By executing the same statement again with recompile, we can notice how a more appropriate plan differs. MatchesDetails’ Scan count dropped from 500304 to 5 and logical reads from 1597472 to 1539. That’s more like it! But, as we discussed, using option recompile is far from being always appropriate, due to the fact that it is a heavy resource consumer.

EXEC GetHomeVictoriesByTeamId 1 WITH RECOMPILE;

Next, we’ll set database compatibility level up to 150 and run the store procedure again, so we can see Adaptive Joins in action.

EXEC GetHomeVictoriesByTeamId 1;
EXEC GetHomeVictoriesByTeamId 2;
EXEC GetHomeVictoriesByTeamId 1;

By looking into the first execution plan, we’ll notice the “new” Adaptive Join operator (this looks intuitive), so it looks like we’re ready to adapt and overcome. There are a few things going on in this plan, so let’s analyze it step by step.

The properties of this operator will show us some interesting information, e.g. that the threshold for the algorithm to change to Nested Loops is 9607.83. We also can see that 500304 rows were returned, so the chosen join type was “HashMatch”. This is the expected behavior as the number of rows is higher than the threshold, hence not changing to Nested Loops.

If we recall the execution plan, it’s easy to corroborate this information. Since the number of rows exceeded the threshold and a Hash join was done, the execution went to the Index Scan branch. This can also be confirmed by the displayed number of rows that flowed through this operator, in this case 500304. Correspondingly, the lower Index Seek branch, had no rows.
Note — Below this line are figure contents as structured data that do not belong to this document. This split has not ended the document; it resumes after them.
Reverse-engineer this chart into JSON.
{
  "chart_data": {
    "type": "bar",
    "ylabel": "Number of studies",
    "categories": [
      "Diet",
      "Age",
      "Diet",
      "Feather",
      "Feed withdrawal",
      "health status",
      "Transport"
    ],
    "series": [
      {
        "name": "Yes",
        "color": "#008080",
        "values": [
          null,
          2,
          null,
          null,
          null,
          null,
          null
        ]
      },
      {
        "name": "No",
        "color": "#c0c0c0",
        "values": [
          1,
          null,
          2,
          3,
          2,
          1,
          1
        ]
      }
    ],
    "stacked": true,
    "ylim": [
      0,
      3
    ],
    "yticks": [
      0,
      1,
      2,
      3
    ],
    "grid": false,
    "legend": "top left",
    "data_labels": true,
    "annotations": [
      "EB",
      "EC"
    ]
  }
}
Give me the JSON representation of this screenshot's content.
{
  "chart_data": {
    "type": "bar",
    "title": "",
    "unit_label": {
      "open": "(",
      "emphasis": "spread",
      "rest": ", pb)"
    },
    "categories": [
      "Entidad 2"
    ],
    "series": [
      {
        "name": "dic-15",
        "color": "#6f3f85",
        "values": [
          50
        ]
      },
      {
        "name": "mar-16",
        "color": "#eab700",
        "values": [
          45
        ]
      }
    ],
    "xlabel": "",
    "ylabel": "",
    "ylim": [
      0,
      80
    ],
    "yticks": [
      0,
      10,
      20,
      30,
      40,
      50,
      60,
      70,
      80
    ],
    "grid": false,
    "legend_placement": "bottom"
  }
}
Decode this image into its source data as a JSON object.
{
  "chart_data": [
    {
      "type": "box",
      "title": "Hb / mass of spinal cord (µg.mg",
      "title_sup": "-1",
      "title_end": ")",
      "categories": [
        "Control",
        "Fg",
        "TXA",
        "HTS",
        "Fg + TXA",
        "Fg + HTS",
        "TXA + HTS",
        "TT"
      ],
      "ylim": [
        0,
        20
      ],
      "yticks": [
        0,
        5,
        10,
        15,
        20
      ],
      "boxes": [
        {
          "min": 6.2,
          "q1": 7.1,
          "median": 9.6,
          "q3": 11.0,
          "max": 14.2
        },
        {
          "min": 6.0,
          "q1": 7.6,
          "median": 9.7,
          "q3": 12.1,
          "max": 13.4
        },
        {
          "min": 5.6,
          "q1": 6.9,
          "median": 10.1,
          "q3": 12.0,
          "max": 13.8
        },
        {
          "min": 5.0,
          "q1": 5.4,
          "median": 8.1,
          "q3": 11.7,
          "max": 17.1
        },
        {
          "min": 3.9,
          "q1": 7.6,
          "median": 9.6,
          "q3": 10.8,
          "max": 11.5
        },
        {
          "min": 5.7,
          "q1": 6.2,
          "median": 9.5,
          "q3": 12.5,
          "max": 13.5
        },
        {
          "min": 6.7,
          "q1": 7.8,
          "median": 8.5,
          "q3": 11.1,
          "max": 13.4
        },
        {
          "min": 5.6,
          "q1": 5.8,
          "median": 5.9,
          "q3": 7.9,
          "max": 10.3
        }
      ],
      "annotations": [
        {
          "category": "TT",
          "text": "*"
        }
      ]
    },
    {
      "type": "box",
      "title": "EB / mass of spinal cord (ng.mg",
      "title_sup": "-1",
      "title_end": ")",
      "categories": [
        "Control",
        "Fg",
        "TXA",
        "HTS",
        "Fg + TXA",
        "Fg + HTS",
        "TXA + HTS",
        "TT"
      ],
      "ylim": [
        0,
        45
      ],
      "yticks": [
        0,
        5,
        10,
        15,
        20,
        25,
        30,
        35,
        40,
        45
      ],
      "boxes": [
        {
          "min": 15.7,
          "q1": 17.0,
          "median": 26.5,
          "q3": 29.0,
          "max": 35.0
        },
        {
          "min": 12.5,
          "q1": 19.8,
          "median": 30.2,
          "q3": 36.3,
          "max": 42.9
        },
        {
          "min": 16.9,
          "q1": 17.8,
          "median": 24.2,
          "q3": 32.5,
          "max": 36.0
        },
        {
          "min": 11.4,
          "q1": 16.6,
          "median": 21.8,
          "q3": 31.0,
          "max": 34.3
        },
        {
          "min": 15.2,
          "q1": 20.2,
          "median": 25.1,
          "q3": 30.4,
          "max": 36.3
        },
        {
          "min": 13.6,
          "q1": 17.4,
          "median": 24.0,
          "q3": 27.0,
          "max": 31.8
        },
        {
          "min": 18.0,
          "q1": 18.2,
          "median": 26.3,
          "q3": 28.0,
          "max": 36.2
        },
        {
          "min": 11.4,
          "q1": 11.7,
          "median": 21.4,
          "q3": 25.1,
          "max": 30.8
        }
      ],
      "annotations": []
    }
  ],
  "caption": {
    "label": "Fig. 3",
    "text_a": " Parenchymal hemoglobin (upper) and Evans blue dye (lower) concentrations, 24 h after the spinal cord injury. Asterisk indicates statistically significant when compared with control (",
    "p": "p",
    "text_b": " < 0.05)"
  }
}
The second plan, corresponding to an input that retrieves far less rows, shows a different execution branch. In the Adaptive Join operator info, it’s possible to notice that the chosen join algorithm type (NestedLoops) is appropriate to the number of rows – 18. It’s also visible that these rows were retrieved by an Index Seek instead of an Index Scan. So far, so good.

The third and last plan, with the same input as the first will be exactly the same, right? Well… Sadly no. Although the operators are the same and the execution went through the same branch, it looks like we landed on spillage village. Both Sort and Adaptive Join have warning signs on them, stating that data was spilled to tempdb and we can see that the query took longer to run. Despite that, IO statistics maintain the same values of the first execution.  Interestingly, this behavior is caused by another adaptive query processing feature that was explored in a previous post– Adaptive Memory Grant Feedback.

If you are lucky enough, after a couple executions, SQL Server will be able to adapt the memory grant to its ideal value and just like clouds, when these warnings disappear, it will be a beautiful day. Unfortunately, sometimes SQL Server isn’t able to do that and gives up on adapting the grant (for more details, check the mentioned post). Let’s execute the store procedure a couple more times and check the outcome.

EXEC GetHomeVictoriesByTeamId 1
GO 30

Under these circumstances, SQL Server wasn’t able to adapt the memory grant and we didn’t get the stable ending we were looking for. Nevertheless, things could be worse: The initial memory grant is fairly adequate, so no spills this time. Furthermore, the chosen join algorithm is appropriate, IO statistics and execution time are pretty similar too.

In conclusion, looks like Adaptive Joins can really improve the performance of our servers, with virtually no effort needed. Nonetheless, it’s probably not a good idea to go all-in and change your production server compatibility level to 150, hoping that the robots will do what they were programmed to do. You must have seen enough movies to know that it’s not how it ends. But seriously, Adaptive Joins won’t fix all problems related to parameter sniffing and can actually cause problems that aren’t easy to troubleshoot. So, it’s reasonable to proceed cautiously and make use of tools like Query Store to fix regressions.